Medan, Gatra.com – Gubernur Sumatera Utara (Sumut) Edy Rahmayadi mengharapkan persoalan babi yang terjadi di Sumut tidak berkepanjangan dan tidak dipolitisasi. Persoalan tersebut bukan persoalan Suku, Agama, Ras dan Antar Golongan (Sara) melainkan persoalan ekonomi.
Hal itu diungkapkan Edy Rahmayadi saat pertemuan dengan Dewan Perwakilan Rakayat Daerah (DPRD) Sumut yang juga dihadiri oleh Komunitas Konsumen Daging Babi Indonesia (KKDBI), Medan, Kamis (13/2).

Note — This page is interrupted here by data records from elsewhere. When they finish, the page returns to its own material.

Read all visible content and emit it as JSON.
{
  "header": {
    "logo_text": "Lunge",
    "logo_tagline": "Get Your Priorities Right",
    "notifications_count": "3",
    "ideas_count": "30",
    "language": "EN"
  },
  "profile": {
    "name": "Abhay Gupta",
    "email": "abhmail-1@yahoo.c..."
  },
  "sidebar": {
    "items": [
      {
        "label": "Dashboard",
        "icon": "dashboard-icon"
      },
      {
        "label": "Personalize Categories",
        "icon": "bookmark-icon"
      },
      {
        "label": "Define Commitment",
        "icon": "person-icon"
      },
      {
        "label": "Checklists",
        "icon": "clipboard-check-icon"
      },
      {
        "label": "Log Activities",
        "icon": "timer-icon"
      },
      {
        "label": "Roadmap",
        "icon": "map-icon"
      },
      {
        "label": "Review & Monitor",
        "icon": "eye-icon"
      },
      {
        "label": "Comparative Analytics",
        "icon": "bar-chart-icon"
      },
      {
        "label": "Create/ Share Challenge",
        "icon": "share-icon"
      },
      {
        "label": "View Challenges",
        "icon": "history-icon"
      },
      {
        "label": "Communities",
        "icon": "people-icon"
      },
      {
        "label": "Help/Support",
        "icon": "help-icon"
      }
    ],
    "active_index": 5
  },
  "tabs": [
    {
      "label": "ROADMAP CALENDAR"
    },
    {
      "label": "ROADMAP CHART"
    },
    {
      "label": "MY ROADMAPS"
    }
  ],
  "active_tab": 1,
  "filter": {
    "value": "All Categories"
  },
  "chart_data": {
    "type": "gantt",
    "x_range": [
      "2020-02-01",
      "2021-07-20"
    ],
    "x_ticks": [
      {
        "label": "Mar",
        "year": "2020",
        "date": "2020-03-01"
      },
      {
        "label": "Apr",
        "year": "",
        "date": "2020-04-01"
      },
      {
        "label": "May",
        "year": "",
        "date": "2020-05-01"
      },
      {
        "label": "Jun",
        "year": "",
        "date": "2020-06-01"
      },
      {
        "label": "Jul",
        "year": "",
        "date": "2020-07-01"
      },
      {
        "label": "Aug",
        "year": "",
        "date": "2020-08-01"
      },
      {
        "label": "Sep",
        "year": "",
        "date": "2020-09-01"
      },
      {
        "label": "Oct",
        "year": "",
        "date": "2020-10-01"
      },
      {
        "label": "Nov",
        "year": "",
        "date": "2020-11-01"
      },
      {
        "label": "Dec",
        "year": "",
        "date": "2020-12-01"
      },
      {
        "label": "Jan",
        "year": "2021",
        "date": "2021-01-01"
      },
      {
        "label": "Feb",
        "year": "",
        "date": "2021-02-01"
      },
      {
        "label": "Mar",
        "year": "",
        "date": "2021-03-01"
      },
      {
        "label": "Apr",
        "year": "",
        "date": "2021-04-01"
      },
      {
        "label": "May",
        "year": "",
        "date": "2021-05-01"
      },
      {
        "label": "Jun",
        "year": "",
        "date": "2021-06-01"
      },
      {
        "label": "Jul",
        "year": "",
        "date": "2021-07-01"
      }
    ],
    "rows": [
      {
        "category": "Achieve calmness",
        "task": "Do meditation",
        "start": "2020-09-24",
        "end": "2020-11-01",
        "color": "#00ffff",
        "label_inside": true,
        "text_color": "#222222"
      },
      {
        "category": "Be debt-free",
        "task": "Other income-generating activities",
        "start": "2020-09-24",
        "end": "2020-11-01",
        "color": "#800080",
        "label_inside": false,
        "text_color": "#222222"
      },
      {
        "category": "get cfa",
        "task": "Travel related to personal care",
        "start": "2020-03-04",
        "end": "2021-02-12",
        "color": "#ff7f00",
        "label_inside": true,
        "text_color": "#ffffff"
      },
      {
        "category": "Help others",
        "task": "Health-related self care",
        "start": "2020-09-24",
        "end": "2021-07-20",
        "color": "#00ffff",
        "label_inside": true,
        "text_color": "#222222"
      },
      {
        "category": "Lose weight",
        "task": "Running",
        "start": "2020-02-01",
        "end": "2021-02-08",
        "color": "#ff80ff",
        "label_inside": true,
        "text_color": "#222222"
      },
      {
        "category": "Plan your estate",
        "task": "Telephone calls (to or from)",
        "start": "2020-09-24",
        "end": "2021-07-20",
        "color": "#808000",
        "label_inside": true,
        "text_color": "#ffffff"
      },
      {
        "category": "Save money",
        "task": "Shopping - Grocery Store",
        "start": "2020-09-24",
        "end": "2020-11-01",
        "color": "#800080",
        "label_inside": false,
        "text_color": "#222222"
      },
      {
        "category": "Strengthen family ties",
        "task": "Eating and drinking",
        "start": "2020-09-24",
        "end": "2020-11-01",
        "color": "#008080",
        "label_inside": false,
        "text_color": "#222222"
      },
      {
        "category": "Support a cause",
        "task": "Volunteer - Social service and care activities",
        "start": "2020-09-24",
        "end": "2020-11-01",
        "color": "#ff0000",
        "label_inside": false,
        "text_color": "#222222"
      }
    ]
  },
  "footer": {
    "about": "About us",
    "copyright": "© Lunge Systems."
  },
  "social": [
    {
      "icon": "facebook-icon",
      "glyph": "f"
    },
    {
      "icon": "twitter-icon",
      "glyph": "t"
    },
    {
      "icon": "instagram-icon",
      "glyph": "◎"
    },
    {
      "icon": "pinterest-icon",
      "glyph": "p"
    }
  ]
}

Edy menegaskan bahwa babi merupakan ciptaan Tuhan yang tidak bisa dimusnahkan. Pemerintah Provinsi (Pemprov) Sumut mengupayakan penyelamatan babi untuk mendukung perekonomian. Karena Pemprov Sumut sangat memahami fungsi babi bagi masyarakat.
“Pertama sudah direncanakan untuk menyematakan perekonomian warga ini. Namun wabah virus ASF hanya menjangkiti binatang babi, jadi tidak perlu dimusnahkan. Tempo hari kita berpikir untuk mengganti ternak dengan yang lain yang tidak terserang virus. Namun tidak mungkin,” jelasnya.
Edy menegaskan bahwa pihak berupaya menyelamatkan sektor perekonomian warga dari sektor ternak babi. Tetapi warga juga harus memahami bahwa ASF adalah virus mematikan yang belum ada obatnya.
“Kondisi ekonomi peternak babi sangat buruk, baik yang ternaknya mati dan yang tidak mati. Karena yang mati jelas rugi. Namun yang ternaknya tidak mati juga mengalami penurunan harga. Jadi itu yang kita lihat. Jangan dipersulit, kita bantu bersama,” katanya.
Edy berharap polemik babi sudah selesai, jangan dipolitisasi. “Saya tidak bisa mengambil langkah memusnahkan itu. Saya tunggu kajian dulu. Jumlah populasi babi 2 juta ekor. Jika dikalikan Rp 3 juta per ekor maka sudah mencapai 6 triliun,” tegasnya.
Sementara jika menunggu bersih dari wabah ASF dengan jangka waktu yang lama, masyarakat juga tidak siap. “Itu juga pertimbangan kita karena rakyat harus kita lihat kemampuannya. Jangan dipersulit lagi, sudah lah yang terkait dengan babi sudah kita jawab,” katanya.